En outre, dès la naissance, l’accent est davantage mis sur la mobilité du côté des garçons que pour les filles. S’il est vrai qu’à l’adolescence les garçons prendront de la masse musculaire alors que les filles auront tendance à prendre de la masse graisseuse, il ne faudrait pas oublier de tenir compte de l’influence de la possibilité sociale d’exercer un sport. Ces dernières décennies, les sportives de haut niveau n’ont cessé de dépasser les records de leurs aînées; c’est bien la preuve que la pratique du sport augmente la masse musculaire et les performances sportives. L’habitude culturelle d’exercer un sport en dehors du monde scolaire joue pour beaucoup (en tout cas bien plus que les différences biologiques) dans ces écarts de performance filles-garçons en EPS.

Reste à savoir comment les professeurs peuvent faire face à ce fossé entre filles et garçons, même s’il est culturellement induit. Ils sont de fait confrontés à une alternative. Soit ils prennent le temps d’expliquer les règles de base, pour que les filles les connaissent. Ils risquent alors d’ennuyer les garçons, qui sont déjà rompus à l’exercice de ce sport, ce qui générera un probable chahut et des difficultés à gérer la classe – et ce d’autant plus que les garçons ont envie d’être mis en situation compétitive, de faire un match plutôt que d’apprendre à faire des dribbles. Soit ils mettent d’emblée les élèves en situation collective de compétition, c’est-à-dire de match, et les filles seront en majorité à la traîne, physiquement et techniquement. Résultat: démotivées, elles auront beau être sur le terrain, elles n’y mettront pas du leur pour jouer et les garçons ne leur passeront pas la balle.

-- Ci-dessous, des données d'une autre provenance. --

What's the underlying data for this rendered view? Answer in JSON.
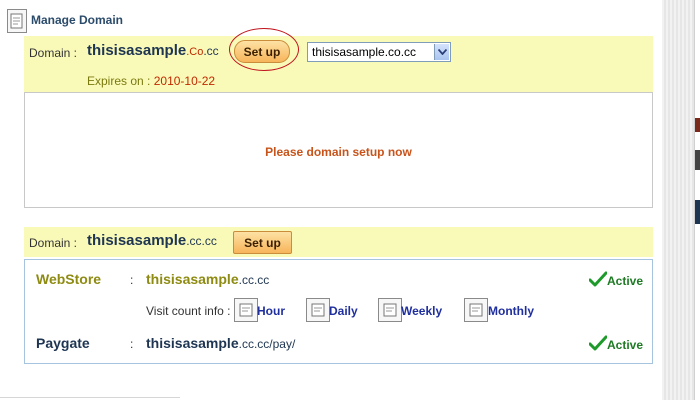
{
  "header": {
    "title": "Manage Domain",
    "icon": "document-icon"
  },
  "domain1": {
    "label": "Domain :",
    "name_main": "thisisasample",
    "name_ext_red": ".Co",
    "name_ext": ".cc",
    "setup_label": "Set up",
    "select_value": "thisisasample.co.cc",
    "expires_label": "Expires on :",
    "expires_date": "2010-10-22",
    "setup_message": "Please domain setup now"
  },
  "domain2": {
    "label": "Domain :",
    "name_main": "thisisasample",
    "name_ext": ".cc.cc",
    "setup_label": "Set up",
    "webstore": {
      "label": "WebStore",
      "sep": ":",
      "url_main": "thisisasample",
      "url_ext": ".cc.cc",
      "status": "Active"
    },
    "visit": {
      "label": "Visit count info :",
      "items": [
        "Hour",
        "Daily",
        "Weekly",
        "Monthly"
      ]
    },
    "paygate": {
      "label": "Paygate",
      "sep": ":",
      "url_main": "thisisasample",
      "url_ext": ".cc.cc/pay/",
      "status": "Active"
    }
  },
  "colors": {
    "accent_band": "#fafab8",
    "button": "#f7b55a",
    "active": "#1e7a24",
    "message": "#c8541b"
  }
}
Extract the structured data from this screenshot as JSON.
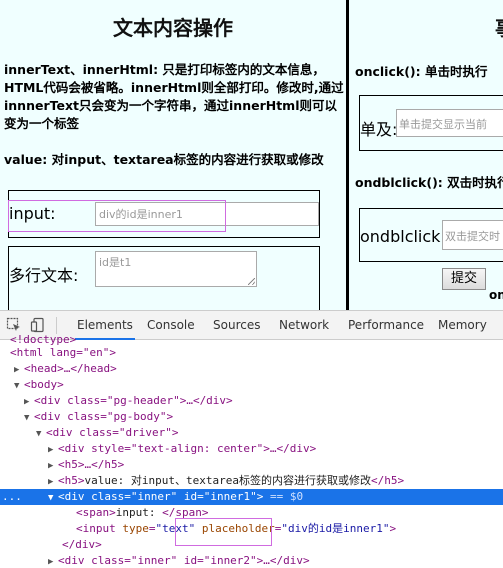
{
  "page": {
    "title": "文本内容操作",
    "para1": "innerText、innerHtml: 只是打印标签内的文本信息，HTML代码会被省略。innerHtml则全部打印。修改时,通过innnerText只会变为一个字符串，通过innerHtml则可以变为一个标签",
    "para2": "value: 对input、textarea标签的内容进行获取或修改",
    "input_label": "input:",
    "input_placeholder": "div的id是inner1",
    "textarea_label": "多行文本:",
    "textarea_placeholder": "id是t1"
  },
  "right": {
    "title_fragment": "事",
    "onclick_heading": "onclick(): 单击时执行",
    "single_label": "单及:",
    "single_placeholder": "单击提交显示当前",
    "dblclick_heading": "ondblclick(): 双击时执行",
    "dbl_label": "ondblclick:",
    "dbl_placeholder": "双击提交时",
    "submit_button": "提交",
    "cut_text": "on"
  },
  "devtools": {
    "tabs": [
      {
        "label": "Elements",
        "active": true
      },
      {
        "label": "Console",
        "active": false
      },
      {
        "label": "Sources",
        "active": false
      },
      {
        "label": "Network",
        "active": false
      },
      {
        "label": "Performance",
        "active": false
      },
      {
        "label": "Memory",
        "active": false
      }
    ],
    "dom": {
      "doctype": "<!doctype>",
      "html_open": "<html lang=\"en\">",
      "head": "<head>…</head>",
      "body_open": "<body>",
      "pg_header": "<div class=\"pg-header\">…</div>",
      "pg_body": "<div class=\"pg-body\">",
      "driver": "<div class=\"driver\">",
      "center_div": "<div style=\"text-align: center\">…</div>",
      "h5_collapsed": "<h5>…</h5>",
      "h5_value_tag_open": "<h5>",
      "h5_value_text": "value: 对input、textarea标签的内容进行获取或修改",
      "h5_value_tag_close": "</h5>",
      "sel_prefix": "...",
      "sel_tag": "<div ",
      "sel_attr1_name": "class",
      "sel_attr1_value": "\"inner\"",
      "sel_attr2_name": "id",
      "sel_attr2_value": "\"inner1\"",
      "sel_tag_end": ">",
      "sel_suffix": "== $0",
      "span_open": "<span>",
      "span_text": "input:  ",
      "span_close": "</span>",
      "input_tag": "<input ",
      "input_type_name": "type",
      "input_type_value": "\"text\"",
      "input_ph_name": "placeholder",
      "input_ph_value": "\"div的id是inner1\"",
      "input_end": ">",
      "div_close": "</div>",
      "inner2": "<div class=\"inner\" id=\"inner2\">…</div>"
    }
  }
}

Face à cet écart en termes d’attente (les filles préférant faire des progrès dans une ambiance de bonne entente et de convivialité tandis que les garçons souhaitent faire de la compétition), de connaissance des sports (les filles n’ayant pas l’habitude de pratiquer ces «sports de garçons», elles mettent plus de temps à en appréhender les règles) et de motivation, ainsi que pour des raisons de maintien de la discipline, les professeurs feront souvent jouer les filles entre elles sur un terrain et les garçons sur un autre. Certes, c’est une façon d’empêcher le fait que ce soient toujours les filles qui sont choisies en dernier lorsque les élèves constituent leurs équipes parce que les garçons ne tiennent pas à jouer avec elles, ce qui diminue leur estime d’elles-mêmes et baisse une nouvelle fois leur motivation.

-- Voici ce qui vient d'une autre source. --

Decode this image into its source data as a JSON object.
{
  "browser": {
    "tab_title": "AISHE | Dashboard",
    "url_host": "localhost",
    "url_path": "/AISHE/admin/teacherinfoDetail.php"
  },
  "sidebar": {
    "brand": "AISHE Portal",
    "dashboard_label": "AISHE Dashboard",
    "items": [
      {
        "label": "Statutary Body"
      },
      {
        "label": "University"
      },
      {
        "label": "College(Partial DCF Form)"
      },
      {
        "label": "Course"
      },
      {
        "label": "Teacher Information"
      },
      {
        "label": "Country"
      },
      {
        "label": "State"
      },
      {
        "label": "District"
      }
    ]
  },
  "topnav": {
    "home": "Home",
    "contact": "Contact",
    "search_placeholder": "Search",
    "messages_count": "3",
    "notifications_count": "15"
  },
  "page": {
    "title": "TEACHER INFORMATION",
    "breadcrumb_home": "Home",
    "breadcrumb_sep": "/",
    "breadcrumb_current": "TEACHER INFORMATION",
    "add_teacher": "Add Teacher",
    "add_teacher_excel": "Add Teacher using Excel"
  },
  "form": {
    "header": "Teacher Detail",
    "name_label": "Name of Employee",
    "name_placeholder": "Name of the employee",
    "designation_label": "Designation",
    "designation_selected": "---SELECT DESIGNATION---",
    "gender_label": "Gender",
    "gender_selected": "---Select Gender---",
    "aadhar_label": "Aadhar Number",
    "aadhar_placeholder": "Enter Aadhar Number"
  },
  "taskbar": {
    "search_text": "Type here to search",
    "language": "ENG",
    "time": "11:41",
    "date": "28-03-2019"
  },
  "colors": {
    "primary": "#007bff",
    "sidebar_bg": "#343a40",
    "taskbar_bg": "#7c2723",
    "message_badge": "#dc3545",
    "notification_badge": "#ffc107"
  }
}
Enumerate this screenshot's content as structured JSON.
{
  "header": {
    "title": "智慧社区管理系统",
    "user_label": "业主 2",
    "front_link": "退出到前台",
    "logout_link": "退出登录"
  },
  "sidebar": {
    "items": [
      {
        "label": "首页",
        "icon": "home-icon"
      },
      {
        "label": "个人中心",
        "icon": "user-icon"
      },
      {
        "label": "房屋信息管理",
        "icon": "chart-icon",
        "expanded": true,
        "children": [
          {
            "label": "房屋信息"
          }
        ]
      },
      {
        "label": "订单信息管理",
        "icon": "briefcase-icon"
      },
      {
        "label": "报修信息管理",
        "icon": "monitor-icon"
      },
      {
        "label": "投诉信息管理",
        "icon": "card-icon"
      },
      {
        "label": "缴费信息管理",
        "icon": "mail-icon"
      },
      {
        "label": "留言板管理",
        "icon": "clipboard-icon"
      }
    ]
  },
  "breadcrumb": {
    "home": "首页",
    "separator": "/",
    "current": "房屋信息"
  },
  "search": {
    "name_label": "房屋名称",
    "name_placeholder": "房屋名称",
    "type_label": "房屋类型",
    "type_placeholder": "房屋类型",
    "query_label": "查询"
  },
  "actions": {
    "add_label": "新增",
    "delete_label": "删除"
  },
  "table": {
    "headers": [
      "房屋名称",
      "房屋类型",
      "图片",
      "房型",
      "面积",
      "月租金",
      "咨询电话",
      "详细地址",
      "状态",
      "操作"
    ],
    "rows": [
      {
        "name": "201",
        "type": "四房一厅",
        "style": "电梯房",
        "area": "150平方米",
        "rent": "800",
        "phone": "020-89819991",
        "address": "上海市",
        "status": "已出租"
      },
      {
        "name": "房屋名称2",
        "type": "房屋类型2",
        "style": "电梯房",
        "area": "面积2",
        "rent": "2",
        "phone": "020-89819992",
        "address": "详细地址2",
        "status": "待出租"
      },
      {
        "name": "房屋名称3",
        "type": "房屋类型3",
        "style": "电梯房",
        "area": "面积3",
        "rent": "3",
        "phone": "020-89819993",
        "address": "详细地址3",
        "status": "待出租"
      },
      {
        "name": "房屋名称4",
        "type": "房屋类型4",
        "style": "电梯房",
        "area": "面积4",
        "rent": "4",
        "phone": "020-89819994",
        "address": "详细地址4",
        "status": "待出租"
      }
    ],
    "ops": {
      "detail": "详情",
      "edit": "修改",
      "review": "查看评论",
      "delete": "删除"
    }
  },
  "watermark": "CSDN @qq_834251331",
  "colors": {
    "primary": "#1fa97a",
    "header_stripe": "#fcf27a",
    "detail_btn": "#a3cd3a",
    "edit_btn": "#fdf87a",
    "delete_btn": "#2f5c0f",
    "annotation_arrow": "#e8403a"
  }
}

Mais cela n’endigue en rien les remarques sexistes des garçons sur les tenues de leurs camarades (remarques piochées dans le discours tenu par les journalistes sportifs mais aussi par les fédérations, comme la fédération féminine de handball, qui prône le retour de la jupe pour rendre ce sport «sexy» et attirer des spectateurs masculins). Sans compter que faire du sport dans des conditions non mixtes n’incite en rien les filles à être plus actives sur le terrain. Et qu’il existe aussi des filles très sportives qui ont envie de se confronter à des garçons et, à l’inverse, des garçons peu sportifs qui sont contents d’être dans un groupe mixte afin de ne pas être identifiés comme faisant partie du groupe des plus faibles.

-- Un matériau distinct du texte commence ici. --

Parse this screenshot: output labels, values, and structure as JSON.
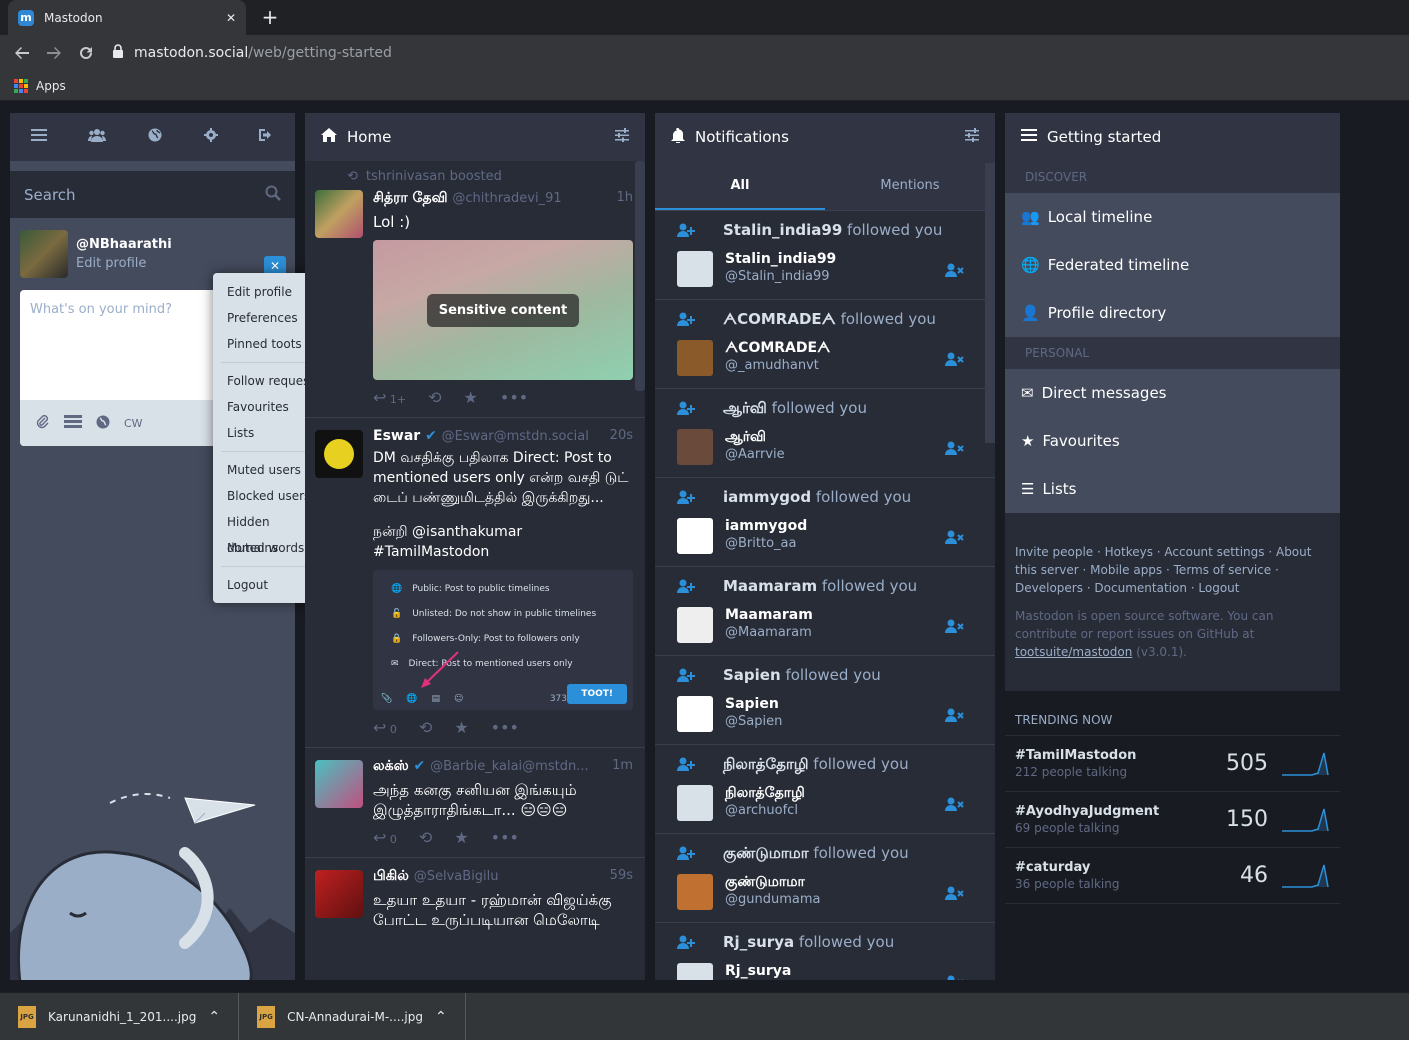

Plusieurs questions subsistent: comment gérer alors la mixité en sport dans le cadre scolaire? Et comment tenir compte, à travers les notes données aux élèves, de cet écart de performances physiques à origine socio-culturelle? Certains établissements ont pour leur part décidé de dédier le premier trimestre à un sport étiqueté comme masculin, le deuxième à un sport dit féminin et le troisième à un sport neutre, avec un barème différent suivant le sexe, afin que chaque élève soit confronté à l’apprentissage d’un sport de son propre sexe et du sexe opposé. Certains professeurs choisissent de réajuster les moyennes des élèves en tenant compte de leur comportement pendant le cours d’EPS: en sus de la capacité physique, ils seront ainsi évalués sur leur tenue, correcte ou non, et le fait qu’ils aident ou pas à installer et ranger le matériel. Il n’existe pas encore de solution toute faite. Les membres du corps enseignant sont encore en train de confronter leurs idées et de chercher à construire leurs cours de manière adéquate, sans y parvenir tous; à leur décharge, ils n’ont pas forcément été sensibilisés à la question du genre lors de leur formation.